Der Hauptpersonalrat will das Rauchverbot für Lehrer an Schulen nicht akzeptieren. „Noch in dieser Woche wird die Klage vor dem Verwaltungsgericht eingereicht“, kündigte Vorstandsmitglied Ingeborg Üsseler-Gotow gestern an. Zur Begründung heißt es, dass die Senatsverwaltung für Bildung das Mitbestimmungsverfahren nicht eingehalten habe. Bildungssenator Klaus Böger (SPD) hatte das Rauchverbot im Sommer 2004 in einem Schulrundschreiben erlassen.

„Unsere Auffassung ist, dass das Rauchverbot gilt“, sagte Böger dem Tagesspiegel. Wenn der Hauptpersonalrat klage, werde man sehen, wie das Gericht entscheidet. Im Übrigen sei gerade eine Änderung des neuen Schulgesetzes in Arbeit: Auch dort soll das Rauchverbot verankert werden. „Diese Neuregelung könnte nach den Sommerferien in Kraft treten“, sagte Böger.

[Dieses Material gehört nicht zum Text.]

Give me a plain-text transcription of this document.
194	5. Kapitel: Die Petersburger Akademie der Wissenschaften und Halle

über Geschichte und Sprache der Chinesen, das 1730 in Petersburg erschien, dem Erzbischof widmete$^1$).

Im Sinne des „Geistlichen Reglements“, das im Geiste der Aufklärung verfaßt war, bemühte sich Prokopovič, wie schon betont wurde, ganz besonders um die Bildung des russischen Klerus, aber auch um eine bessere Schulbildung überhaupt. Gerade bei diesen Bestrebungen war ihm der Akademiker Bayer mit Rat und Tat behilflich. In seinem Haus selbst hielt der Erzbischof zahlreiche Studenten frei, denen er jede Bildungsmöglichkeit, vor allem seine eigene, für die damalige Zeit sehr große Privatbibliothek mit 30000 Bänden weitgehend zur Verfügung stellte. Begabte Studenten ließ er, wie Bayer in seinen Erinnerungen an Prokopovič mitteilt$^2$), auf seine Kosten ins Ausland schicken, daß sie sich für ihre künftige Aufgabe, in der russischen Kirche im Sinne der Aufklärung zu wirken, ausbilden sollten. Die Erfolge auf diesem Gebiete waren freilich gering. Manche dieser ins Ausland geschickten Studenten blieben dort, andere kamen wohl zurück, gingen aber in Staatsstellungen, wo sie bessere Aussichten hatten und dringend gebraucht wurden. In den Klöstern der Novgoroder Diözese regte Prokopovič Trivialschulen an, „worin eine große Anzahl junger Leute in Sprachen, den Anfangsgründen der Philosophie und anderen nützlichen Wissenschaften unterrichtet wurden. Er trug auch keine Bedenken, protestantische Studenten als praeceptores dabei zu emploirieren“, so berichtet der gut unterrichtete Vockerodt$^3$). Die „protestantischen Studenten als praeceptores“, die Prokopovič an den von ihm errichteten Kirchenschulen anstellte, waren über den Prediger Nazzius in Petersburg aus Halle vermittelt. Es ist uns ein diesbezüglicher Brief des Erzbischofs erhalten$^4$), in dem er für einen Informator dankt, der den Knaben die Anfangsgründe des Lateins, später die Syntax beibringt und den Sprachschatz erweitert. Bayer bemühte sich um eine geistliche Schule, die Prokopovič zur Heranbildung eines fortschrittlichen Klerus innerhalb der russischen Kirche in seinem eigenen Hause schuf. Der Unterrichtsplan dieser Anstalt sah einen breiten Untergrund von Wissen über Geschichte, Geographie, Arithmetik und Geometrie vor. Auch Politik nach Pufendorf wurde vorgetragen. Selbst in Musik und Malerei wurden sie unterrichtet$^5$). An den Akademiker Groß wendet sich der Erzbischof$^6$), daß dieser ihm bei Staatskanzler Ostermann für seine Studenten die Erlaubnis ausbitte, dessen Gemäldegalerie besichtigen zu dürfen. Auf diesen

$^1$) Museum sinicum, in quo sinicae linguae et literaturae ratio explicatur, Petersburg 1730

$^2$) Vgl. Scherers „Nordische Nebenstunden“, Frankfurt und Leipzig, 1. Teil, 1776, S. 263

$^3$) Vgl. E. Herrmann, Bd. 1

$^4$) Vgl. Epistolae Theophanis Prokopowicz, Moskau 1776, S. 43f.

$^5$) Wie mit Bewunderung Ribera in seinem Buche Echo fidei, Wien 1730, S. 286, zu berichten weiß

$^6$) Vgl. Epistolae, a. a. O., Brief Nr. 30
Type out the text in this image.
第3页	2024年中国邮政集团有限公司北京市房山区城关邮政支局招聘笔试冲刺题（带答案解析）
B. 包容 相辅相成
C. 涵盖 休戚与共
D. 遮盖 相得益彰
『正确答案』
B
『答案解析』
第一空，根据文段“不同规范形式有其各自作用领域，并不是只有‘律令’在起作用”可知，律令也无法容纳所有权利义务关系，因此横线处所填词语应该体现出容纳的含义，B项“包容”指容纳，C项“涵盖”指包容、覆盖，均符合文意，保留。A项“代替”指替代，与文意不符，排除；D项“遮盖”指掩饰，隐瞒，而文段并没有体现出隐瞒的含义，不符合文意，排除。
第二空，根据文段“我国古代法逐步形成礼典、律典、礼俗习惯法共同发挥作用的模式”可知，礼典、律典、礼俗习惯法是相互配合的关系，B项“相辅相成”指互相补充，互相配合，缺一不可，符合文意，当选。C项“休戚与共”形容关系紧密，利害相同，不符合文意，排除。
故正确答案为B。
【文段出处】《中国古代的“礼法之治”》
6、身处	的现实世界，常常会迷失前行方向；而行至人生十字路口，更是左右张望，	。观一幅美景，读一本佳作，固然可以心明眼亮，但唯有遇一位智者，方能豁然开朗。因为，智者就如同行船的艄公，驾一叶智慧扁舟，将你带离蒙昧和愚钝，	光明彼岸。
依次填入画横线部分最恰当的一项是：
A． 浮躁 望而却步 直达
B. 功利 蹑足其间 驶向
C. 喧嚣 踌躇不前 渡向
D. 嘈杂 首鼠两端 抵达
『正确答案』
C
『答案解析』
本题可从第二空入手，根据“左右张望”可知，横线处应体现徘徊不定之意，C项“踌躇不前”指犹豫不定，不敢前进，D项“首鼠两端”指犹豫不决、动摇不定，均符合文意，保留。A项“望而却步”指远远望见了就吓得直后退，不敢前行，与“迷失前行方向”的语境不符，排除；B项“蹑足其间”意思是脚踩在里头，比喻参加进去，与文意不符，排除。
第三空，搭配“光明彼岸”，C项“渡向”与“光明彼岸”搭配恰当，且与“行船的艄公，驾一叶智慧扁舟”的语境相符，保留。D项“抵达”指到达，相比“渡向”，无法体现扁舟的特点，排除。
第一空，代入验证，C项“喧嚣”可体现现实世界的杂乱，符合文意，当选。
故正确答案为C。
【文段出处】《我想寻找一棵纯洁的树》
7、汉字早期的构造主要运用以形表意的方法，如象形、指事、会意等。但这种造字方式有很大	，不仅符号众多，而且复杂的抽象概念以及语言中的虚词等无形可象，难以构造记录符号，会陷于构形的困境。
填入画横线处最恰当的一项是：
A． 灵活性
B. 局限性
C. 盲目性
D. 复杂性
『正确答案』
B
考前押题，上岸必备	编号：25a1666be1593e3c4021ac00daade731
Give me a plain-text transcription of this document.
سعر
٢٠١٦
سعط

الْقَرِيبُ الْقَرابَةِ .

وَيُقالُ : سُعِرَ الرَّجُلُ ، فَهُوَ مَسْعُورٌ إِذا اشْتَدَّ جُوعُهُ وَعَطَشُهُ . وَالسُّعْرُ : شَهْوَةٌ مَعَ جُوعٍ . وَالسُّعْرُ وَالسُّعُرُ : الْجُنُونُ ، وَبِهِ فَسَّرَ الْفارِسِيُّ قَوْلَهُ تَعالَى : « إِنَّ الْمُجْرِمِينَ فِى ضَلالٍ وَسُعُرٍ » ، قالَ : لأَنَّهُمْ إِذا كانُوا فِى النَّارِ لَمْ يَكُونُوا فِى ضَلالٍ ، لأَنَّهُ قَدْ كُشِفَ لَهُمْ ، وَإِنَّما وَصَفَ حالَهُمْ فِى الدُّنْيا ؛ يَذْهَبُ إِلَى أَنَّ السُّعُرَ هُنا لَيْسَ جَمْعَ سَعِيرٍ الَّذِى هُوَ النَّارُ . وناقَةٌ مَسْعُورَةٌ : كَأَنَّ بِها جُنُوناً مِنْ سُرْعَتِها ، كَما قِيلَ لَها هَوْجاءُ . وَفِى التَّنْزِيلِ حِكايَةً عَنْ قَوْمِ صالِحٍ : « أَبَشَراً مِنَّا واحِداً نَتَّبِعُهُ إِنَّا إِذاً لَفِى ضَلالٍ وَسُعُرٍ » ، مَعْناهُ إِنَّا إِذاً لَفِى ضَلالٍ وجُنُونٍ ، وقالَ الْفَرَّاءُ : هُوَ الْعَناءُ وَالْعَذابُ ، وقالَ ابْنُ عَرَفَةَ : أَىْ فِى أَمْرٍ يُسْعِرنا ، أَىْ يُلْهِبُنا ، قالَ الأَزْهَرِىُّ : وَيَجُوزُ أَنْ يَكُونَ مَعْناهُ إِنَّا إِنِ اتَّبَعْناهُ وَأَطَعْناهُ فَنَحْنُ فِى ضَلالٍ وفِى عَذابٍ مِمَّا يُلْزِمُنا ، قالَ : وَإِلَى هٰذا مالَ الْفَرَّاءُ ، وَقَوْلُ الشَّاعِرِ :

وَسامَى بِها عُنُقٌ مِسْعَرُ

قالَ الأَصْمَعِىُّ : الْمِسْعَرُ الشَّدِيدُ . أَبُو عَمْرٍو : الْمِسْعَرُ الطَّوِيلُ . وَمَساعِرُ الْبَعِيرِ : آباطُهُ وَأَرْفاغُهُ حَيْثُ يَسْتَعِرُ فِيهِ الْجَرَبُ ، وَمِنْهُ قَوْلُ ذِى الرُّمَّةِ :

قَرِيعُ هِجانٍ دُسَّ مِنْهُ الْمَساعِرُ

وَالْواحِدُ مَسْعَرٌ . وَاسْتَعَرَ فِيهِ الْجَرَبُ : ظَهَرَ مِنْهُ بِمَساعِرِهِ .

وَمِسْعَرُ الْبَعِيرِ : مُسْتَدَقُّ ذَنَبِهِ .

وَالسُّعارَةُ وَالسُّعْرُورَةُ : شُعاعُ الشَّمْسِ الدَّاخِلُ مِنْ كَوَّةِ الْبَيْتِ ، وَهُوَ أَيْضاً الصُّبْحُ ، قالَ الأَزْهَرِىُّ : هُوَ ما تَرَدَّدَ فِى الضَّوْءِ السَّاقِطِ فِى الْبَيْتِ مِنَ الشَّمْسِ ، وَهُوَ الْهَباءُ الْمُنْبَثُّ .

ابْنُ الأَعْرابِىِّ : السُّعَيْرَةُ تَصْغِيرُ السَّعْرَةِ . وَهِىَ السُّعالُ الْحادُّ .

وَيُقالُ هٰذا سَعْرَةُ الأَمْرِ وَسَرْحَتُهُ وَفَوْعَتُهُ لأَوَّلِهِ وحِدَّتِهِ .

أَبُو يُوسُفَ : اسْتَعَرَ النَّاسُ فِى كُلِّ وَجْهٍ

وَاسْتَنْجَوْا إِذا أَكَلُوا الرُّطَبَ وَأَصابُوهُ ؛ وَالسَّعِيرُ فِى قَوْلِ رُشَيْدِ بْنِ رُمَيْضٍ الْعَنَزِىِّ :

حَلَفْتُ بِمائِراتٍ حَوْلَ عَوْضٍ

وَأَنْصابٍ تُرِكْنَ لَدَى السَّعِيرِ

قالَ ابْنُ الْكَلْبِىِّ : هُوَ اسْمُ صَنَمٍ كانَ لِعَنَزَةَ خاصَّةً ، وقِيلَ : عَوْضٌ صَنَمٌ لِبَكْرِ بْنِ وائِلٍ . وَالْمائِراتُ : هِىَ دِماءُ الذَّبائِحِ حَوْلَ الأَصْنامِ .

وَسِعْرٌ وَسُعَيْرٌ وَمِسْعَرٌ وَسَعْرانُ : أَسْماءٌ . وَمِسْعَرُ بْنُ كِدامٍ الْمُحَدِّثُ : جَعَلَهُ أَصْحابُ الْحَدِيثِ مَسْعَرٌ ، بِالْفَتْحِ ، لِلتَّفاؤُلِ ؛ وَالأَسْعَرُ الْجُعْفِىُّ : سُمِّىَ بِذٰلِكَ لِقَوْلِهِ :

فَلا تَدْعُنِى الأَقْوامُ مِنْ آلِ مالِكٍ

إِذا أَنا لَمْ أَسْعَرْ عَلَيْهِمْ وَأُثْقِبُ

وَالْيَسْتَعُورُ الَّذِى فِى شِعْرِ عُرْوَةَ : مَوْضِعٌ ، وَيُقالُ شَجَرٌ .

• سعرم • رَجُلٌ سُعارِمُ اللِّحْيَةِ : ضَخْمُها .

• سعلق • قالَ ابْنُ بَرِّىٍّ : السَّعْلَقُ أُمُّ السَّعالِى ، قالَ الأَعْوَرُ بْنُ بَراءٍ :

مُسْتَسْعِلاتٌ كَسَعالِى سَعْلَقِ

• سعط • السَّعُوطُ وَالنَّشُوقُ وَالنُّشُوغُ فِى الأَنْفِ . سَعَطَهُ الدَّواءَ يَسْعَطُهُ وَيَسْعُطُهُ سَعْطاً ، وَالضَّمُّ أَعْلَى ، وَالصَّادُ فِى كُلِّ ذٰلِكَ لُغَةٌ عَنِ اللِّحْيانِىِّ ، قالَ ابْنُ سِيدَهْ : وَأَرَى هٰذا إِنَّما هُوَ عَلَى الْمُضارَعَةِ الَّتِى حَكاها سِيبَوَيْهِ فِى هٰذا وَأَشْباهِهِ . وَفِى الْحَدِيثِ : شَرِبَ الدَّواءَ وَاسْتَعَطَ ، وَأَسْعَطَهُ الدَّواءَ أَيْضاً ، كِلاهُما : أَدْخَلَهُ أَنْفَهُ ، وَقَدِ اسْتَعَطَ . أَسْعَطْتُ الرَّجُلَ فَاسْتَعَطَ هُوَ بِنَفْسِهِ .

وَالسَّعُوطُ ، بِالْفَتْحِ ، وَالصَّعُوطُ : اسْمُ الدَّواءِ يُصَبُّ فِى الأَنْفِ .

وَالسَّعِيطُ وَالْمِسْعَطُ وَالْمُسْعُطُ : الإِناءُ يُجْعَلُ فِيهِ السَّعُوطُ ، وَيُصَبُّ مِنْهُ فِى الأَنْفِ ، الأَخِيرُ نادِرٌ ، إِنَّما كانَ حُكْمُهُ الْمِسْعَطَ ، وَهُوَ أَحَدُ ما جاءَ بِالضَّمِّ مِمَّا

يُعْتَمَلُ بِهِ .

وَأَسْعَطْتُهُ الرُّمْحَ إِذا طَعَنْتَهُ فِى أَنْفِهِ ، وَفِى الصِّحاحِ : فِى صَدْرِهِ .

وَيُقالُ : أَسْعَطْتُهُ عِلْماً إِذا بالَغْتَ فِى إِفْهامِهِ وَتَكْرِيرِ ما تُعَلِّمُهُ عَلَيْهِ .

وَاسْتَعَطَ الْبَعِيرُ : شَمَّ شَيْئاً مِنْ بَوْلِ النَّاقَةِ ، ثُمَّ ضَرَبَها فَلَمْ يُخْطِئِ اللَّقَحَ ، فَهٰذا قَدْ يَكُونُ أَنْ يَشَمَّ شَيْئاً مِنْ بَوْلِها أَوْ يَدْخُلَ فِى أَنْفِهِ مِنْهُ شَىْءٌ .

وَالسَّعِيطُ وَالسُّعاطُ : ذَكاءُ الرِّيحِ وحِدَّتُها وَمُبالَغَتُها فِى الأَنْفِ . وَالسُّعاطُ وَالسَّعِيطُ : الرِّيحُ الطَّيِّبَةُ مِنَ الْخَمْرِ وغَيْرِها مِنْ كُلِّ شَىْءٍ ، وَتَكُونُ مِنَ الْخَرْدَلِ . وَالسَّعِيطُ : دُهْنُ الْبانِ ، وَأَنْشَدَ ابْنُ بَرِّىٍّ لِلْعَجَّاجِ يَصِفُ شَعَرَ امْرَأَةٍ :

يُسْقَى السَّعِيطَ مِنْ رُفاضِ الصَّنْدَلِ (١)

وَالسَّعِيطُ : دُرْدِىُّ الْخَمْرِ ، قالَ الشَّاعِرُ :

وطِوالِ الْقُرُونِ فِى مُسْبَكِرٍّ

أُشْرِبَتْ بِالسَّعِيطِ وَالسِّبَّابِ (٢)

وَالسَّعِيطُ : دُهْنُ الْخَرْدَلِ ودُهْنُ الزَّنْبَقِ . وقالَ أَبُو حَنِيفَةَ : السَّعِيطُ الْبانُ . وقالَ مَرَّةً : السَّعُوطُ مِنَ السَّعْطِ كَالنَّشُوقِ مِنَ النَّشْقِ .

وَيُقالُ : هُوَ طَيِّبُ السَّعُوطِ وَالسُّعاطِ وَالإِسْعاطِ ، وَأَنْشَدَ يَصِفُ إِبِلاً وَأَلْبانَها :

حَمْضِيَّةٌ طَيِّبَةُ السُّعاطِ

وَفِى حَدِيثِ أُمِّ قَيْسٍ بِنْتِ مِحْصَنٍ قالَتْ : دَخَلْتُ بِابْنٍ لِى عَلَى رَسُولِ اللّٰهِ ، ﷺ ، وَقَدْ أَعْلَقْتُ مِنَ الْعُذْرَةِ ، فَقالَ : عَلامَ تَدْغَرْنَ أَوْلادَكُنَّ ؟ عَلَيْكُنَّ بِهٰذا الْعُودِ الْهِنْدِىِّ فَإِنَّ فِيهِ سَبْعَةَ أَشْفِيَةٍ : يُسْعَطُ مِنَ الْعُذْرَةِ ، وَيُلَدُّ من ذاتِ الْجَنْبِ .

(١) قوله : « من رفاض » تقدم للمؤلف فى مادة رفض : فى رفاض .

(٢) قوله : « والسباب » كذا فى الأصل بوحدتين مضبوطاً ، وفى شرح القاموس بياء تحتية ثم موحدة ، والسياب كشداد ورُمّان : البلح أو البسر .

In den Schulen herrscht unterdessen Verwirrung: Einige gehen davon aus, dass das Rauchverbot für Lehrer gelte, andere neigen eher zur Sichtweise des Hauptpersonalrates, wonach das Verbot mitbestimmungspflichtig gewesen wäre. Nach Schätzungen von Pädagogen haben etwa 50 Prozent der Schulen die Raucherzimmer für Lehrer beibehalten. Die Raucherecken für Schüler dagegen sind zum größten Teil verschwunden – aber auch damit gehen die Schulen unterschiedlich streng um.

Das Abgeordnetenhaus hatte Böger im Sommer in einem Allparteienantrag aufgefordert, ein sofortiges Rauchverbot umzusetzen. Er war von der grünen Abgeordneten Claudia Hämmerling auf den Weg gebracht worden. Böger hatte sich zuvor für freiwilligen Nikotinverzicht eingesetzt.